Review: Tarot of the Pirates

I’m a huge fan of pirates — even wrote a kids’ alphabet book about them — so when I saw that there was a pirate Tarot coming out a few years back, I had to have it. Tarot of the Pirates is just plain fun.

Yarr, mateys!

What do I like the most? Frankly, the artwork in this deck is really nifty, and not what you typically see in Tarot artwork. It’s sassy and brash, dark and dangerous, and the imagery is nicely matched to the Tarot card meanings.

The Pirate Tarot deck is one I use a lot when reading for male clients, or for women who are empowered, independent and strong. It’s got a lot of strong masculine energy to it. The artwork takes on a pirate theme that’s a bit campy but still clever and fun — suits are divided into Coins, Oars, Chalices and Swords. The pirates in this deck are not always sanitized or pretty, but down-and-dirty swashbucklers, male and female alike. Images of the moon, sea monsters, sharks, hidden coves and buried treasure abound.

Keep in mind that if you’re looking for historical accuracy, this isn’t the place you’re going to find it. Although most of the pirates are fairly grungy, they’re still representative of a fairly romanticized version of piracy on the high seas. Remember, real pirates were criminals and violent people who did a lot of horrible things to other people.

One thing I’d recommend is just not even bothering with the little white booklet that accompanies the deck. Some of the card meanings seemed sketchy at best, and it almost seemed as though the creators were deliberately trying to take even the more positive, upbeat cards and give them a negative slant, just to keep with the theme of piracy. Honestly, there’s no need for this – the artwork speaks for itself, and a reader will be able to tell from looking at the cards exactly what meaning is before them.

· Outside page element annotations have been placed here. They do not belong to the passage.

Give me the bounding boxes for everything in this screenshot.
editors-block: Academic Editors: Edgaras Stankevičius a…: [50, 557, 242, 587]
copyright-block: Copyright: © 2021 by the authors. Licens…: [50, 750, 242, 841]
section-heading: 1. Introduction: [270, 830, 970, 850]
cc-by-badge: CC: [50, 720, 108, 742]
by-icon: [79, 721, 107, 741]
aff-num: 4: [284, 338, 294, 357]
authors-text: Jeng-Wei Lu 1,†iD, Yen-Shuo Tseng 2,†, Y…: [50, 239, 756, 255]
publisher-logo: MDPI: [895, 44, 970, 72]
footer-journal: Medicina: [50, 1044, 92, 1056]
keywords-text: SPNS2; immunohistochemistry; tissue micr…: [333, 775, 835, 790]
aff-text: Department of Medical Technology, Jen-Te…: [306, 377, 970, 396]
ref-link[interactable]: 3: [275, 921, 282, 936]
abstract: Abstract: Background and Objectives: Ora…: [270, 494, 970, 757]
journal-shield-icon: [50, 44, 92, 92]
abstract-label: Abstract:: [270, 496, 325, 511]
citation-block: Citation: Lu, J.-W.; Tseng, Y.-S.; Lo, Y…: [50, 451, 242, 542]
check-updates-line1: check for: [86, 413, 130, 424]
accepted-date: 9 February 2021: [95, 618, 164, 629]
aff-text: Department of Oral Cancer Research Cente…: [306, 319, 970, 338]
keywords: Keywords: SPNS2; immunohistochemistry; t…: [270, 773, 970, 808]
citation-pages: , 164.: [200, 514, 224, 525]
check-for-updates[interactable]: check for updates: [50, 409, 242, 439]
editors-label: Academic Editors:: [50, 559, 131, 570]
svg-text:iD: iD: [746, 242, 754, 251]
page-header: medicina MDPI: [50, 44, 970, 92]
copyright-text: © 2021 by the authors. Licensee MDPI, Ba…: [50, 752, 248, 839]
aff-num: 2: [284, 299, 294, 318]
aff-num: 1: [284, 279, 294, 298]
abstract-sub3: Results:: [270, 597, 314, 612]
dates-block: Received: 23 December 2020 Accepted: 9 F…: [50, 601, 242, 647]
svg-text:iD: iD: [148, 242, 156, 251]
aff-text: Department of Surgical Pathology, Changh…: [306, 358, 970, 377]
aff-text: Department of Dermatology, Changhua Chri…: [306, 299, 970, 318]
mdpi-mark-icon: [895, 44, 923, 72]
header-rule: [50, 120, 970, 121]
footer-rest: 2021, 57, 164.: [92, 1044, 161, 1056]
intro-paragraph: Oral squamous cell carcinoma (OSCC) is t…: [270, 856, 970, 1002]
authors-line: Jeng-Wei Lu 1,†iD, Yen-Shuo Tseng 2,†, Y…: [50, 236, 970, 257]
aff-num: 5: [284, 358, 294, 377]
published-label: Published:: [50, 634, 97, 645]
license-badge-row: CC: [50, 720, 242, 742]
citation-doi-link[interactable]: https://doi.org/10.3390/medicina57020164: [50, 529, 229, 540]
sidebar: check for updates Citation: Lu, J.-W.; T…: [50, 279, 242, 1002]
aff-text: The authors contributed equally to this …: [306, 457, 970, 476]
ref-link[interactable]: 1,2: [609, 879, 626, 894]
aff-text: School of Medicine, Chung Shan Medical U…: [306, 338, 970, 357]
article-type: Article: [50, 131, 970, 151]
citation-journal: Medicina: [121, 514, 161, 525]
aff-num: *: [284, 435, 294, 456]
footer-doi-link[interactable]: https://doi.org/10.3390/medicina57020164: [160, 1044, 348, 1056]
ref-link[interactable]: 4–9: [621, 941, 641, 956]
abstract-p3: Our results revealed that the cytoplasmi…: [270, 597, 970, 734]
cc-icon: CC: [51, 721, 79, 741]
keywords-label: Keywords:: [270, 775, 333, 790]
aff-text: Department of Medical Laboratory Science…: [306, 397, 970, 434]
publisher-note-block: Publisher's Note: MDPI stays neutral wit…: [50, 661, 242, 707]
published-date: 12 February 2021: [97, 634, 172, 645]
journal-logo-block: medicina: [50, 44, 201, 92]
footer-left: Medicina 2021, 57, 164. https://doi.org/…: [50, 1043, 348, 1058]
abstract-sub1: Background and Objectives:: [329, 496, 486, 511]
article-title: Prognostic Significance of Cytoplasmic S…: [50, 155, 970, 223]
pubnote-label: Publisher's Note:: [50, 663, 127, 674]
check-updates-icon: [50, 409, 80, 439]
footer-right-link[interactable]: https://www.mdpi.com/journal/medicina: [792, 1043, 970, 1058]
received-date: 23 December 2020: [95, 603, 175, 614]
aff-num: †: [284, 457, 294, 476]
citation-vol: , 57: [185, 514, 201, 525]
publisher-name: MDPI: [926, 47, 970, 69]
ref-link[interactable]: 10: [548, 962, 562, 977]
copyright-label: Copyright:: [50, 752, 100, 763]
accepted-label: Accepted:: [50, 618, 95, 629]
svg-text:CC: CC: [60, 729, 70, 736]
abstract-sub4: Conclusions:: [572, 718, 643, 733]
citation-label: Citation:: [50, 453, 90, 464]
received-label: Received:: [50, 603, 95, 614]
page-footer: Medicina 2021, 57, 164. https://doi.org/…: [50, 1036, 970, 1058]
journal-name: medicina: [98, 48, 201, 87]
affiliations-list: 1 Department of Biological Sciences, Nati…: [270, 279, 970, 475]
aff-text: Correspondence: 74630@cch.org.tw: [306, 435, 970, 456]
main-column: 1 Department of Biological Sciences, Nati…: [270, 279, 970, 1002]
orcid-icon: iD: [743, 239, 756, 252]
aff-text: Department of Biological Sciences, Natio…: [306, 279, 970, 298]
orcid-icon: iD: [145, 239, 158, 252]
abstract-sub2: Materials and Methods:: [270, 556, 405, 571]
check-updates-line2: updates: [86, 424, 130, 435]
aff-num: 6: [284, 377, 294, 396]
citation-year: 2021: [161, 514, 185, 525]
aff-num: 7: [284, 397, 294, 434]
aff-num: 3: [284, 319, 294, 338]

Another thing I really enjoyed about this deck is the level of activity. Characters don’t just sit around waiting for things to happen to them — no, they go out and get what they want, swing from the yardarms, dig up their own treasures, and stage rebellions when needed. It’s a very active rather than a passive sort of deck. In particular, the female characters depicted have a good deal of agency of their own – they’re sexual and sensual, but they’re also in complete control of their own destinies in most of the artwork. It’s a good reliable deck to use for strong, independent people of either gender.

A quick note: if you’re bothered by the sight of bare breasts in your Tarot, you may want to pass on this deck, because there is some mild nudity – not a lot, but some.

Also, keep in mind that with the Tarot of the Pirates, some of the artwork doesn’t translate exactly the way you might expect if you’re used to using Rider-Waite as your default set of meanings. With this deck, you’re probably going to get a better result, and a more accurate reading, if you read intuitively rather than based upon written interpretations.

My main complaint with this deck is that some of the cards are far too similar in appearance to other cards in the deck. You should be able to tell what card you’re looking at simply by looking at the image. If you have to check to make sure it’s This and Not That, that’s definitely a disadvantage to the deck. I won’t spoil it for you by telling you which cards are far too close in appearance, but if you’re a savvy reader, you’ll pick up on a couple of them, particularly in the Major Arcana.

On the whole, though, I do enjoy this deck, particularly because I’m a fan of the comic book style of artwork that’s used. While I definitely wouldn’t suggest it for a novice, if you’ve got some degree of experience in reading Tarot (and, of course, if you enjoy pirate lore), it’s definitely worth picking up and playing around with.